Backport request to ruby 1.9.3 is submitted as #5636.
http://redmine.ruby-lang.org/issues/show/5636
Updated by genunix (Dennis Clarke) about 8 years ago
This may still be a problem on Solaris sparc64 where the link stage fails thus :
compiling vm.c
"./include/ruby/st.h", line 85: warning: nonportable bit-field type
"vm_insnhelper.c", line 1838: warning: statement not reached
"vm.inc", line 1443: warning: statement not reached
"vm.inc", line 1671: warning: statement not reached
"vm_exec.c", line 125: warning: statement not reached
"vm_method.c", line 1220: warning: statement not reached
"vm_method.c", line 1259: warning: statement not reached
"vm_eval.c", line 249: warning: statement not reached
"vm_eval.c", line 1066: warning: statement not reached
"vm.c", line 442: warning: statement not reached
"vm.c", line 1786: warning: "__typeof__" is an extension of ANSI C
gmake[1]: Leaving directory `/usr/local/build/ruby-2.2.5_SunOS5.10_sparcv9.001'
processing probes in object files
linking miniruby
Undefined first referenced
symbol in file
asm sparc.o
ld: fatal: symbol referencing errors. No output written to miniruby
gmake: *** [miniruby] Error 2
$
This is Solaris 10 sparc on a T5240 with Oracle Studio compilers version 12.5 and using strict ANSI compliance mode and c99 compiler flags :
$ echo $CFLAGS
-errfmt=error -erroff=%none -errshort=full -xstrconst -xildoff -m64 -xmemalign=8s -xnolibmil -Xc -xcode=pic32 -xregs=no%appl -xlibmieee -mc -g -xs -ftrap=%none -Qy -xbuiltin=%none -xdebugformat=dwarf -xunroll=1 -xtarget=ultraT2 -xcache=8/16/4:4096/64/16
Perhaps I need to use just cc and a transition mode option that is not so strict about C code compliance ?
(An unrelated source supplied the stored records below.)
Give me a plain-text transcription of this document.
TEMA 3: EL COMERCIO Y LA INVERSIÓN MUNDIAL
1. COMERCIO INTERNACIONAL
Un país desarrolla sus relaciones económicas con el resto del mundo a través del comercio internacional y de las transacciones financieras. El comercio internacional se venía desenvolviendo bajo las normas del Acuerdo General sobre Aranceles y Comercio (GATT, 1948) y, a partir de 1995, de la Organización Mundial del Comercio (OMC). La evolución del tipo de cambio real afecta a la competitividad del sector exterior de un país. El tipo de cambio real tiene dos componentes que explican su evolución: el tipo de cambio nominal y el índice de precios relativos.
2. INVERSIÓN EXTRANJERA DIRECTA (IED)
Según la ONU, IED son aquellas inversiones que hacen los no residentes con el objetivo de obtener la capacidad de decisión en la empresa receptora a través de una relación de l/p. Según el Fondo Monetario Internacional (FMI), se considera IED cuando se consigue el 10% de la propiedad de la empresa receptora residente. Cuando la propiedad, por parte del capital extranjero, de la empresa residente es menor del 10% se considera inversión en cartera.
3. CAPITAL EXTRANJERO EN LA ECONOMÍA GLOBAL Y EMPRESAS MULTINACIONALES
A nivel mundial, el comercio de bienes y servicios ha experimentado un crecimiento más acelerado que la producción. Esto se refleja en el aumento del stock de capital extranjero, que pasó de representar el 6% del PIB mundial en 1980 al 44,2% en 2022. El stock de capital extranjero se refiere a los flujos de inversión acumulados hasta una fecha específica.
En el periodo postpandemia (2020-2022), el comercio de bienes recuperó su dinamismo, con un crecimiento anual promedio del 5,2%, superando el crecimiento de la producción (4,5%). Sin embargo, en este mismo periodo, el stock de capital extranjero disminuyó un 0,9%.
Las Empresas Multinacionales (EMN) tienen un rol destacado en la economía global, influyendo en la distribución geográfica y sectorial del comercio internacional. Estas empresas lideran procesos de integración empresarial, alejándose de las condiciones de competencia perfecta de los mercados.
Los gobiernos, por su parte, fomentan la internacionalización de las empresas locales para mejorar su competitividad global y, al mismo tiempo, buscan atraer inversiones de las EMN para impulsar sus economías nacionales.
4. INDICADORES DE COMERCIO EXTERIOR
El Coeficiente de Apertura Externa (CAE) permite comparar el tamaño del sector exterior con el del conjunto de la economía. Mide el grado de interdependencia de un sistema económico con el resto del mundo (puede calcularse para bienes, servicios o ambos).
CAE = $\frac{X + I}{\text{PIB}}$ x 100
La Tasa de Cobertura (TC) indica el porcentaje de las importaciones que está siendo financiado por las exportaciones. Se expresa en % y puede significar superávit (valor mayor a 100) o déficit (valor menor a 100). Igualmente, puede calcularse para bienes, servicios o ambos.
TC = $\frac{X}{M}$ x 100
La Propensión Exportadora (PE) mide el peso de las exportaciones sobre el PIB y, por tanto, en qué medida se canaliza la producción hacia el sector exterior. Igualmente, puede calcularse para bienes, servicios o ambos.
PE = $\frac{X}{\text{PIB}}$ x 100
Updated by shyouhei (Shyouhei Urabe) about 8 years ago
- Status changed from Closed to Open
(Just reopening... Sorry I don't have this specific hardware so can't reproduce)
Updated by ngoto (Naohisa Goto) about 8 years ago
- Status changed from Open to Closed
This may still be a problem on Solaris sparc64 where the link stage fails thus :
No, different issue from the original report.
The error message shows that the symbol "asm" is not found.
With "-Xc" option (strict ISO C mode), "asm" as an reserved word (in-line assembler) is disabled and is treated as a normal function.
Ruby uses "asm" inline assembler and thus "-Xc" can not be used.